Former US Senator Mike Gravel (D-Alaska), an anti-war campaigner and a regular Press TV contributor, has died at the age of 91.
The Associated Press reported on Sunday that Gravel, who served in the Senate from 1968 until 1981, died in Seaside, California this weekend. He was suffering with a poor health.
Gravel also ran two unsuccessful campaigns for the Democratic presidential nomination in 2008 and 2016.
He was excluded from Democratic debates during his 2008 campaign in 2007, prompting him to run as a Libertarian candidate, according to the Associated Press.
Gravel was known for his anti-war efforts in the 1970s. He spearheaded a one-man filibuster in opposition to the Vietnam-era draft, and read 4,100 pages of the 7,000-page document, known as the Pentagon Papers, into the Congressional Record, according to the AP.

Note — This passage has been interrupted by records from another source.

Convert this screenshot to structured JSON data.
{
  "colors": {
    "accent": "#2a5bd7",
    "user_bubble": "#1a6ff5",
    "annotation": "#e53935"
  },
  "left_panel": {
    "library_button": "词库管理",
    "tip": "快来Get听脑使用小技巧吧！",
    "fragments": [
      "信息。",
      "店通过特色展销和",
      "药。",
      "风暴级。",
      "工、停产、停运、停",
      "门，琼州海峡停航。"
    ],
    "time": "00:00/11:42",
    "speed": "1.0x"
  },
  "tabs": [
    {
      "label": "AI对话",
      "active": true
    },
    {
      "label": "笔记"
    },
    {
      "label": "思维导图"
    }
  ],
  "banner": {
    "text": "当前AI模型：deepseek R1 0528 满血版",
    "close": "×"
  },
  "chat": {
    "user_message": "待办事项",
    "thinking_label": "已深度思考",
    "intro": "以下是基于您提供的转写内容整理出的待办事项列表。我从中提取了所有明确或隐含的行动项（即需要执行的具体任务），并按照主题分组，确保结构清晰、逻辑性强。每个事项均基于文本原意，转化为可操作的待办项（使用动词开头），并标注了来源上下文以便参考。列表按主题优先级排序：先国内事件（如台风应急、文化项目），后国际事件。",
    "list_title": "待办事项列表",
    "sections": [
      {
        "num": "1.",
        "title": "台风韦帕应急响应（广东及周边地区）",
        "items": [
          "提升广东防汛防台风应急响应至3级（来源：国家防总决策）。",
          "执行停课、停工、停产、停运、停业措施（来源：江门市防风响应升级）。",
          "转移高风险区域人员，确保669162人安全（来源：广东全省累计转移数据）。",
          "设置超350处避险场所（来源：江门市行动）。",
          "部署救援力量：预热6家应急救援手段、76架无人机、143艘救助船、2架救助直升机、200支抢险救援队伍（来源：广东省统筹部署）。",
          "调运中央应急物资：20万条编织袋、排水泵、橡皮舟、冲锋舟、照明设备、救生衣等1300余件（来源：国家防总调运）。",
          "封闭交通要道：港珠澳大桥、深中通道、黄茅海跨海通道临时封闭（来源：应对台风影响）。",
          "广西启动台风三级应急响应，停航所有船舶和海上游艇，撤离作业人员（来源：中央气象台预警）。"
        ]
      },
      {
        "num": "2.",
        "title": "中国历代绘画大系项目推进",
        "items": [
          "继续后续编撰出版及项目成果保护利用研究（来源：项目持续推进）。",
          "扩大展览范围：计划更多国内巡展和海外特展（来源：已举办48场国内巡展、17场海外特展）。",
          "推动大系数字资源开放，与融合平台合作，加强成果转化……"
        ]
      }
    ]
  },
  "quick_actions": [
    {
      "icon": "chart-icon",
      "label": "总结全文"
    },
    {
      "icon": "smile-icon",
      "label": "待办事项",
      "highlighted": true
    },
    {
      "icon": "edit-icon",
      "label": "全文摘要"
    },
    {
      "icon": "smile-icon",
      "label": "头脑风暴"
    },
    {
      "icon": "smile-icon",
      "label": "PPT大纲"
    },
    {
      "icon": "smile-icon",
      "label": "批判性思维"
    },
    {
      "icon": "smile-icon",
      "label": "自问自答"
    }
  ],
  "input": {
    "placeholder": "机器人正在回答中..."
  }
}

The Pentagon Papers were the US military’s history of Washington’s early involvement in the Vietnam War.
Gravel was ‘voice for peace, sanity and demilitarization’
“Mike Gravel, bucked the Pentagon, the CIA and the military-industrial complex by reading the Pentagon Papers into the Senate record, thereby providing legal cover for their mass publication,” journalist Don DeBar told Press TV.
“For decades after his time in the Senate ended, he was a voice for peace, sanity and demilitarization,” added DeBar.
“If we could replace Schumer and McConnell with a pair of Mike Gravel's, it would have a major positive impact on the entire human race. This, unfortunately, indicates how big a loss we suffer with his passing,” he stated.
Gravel was also a regular contributor to Press TV.
On the eve of the 2020 US election, Gravel told Press TV that the foundation of the election system in the United States is based on bribery.
Gravel said that “politicians are corrupt and they’re basically cowards because we have a system that is set up where you give me money to help me get elected and when I’m elected, I will vote for your economic interest, that is bribery, and that’s the foundation of our system in this country.”